On a chemistry channel like this, you’d probably think this is going to be about a chemist who was exposed to some dangerous substance. And you’re right, except common limes sprayed the chemical at hand onto chemist-turned-science-writer Tien Nguyen while she was making margaritas. Lime peels contain a set of photosensitizing chemicals called furanocoumarins, a category that includes bergapten (5-methoxypsoralen, shown). Members of the carrot family, other citrus peels, and a number of other plants also have photosensitizing furanocoumarins.
The phenomenon, known as phytophotodermatitis, and its symptoms are similar to conventional sunburn, but the mechanism is different. Furanocoumarins can penetrate skin cells. When excited by UV-A light (315–400 nm), they bind to RNA and DNA. More UV excitation of that adduct creates cross-links, leading to cell death. In the presence of oxygen, free radicals can form, causing more damage to skin cells.

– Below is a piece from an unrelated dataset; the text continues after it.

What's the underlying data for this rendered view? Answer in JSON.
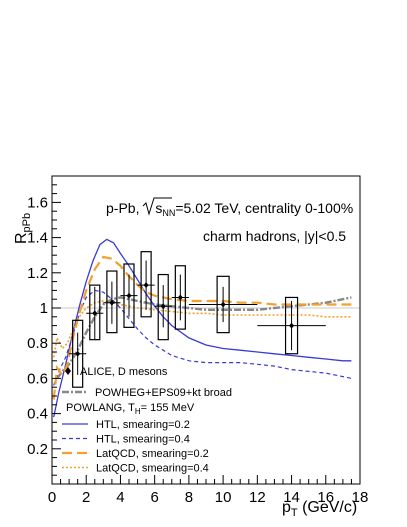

The former reaction stimulates tyrosinase to make melanin, darkening the skin. Dermatologists sometimes exploit this chemistry, carefully, to treat pale patches of skin from conditions such as vitiligo.
Limes and carrots can fry your skin? Yes. But you need both the furanocoumarins and UV light to be present at the same time. So wash your hands well after cooking—or bartending—and wear sunblock and you’ll be fine, Nguyen says.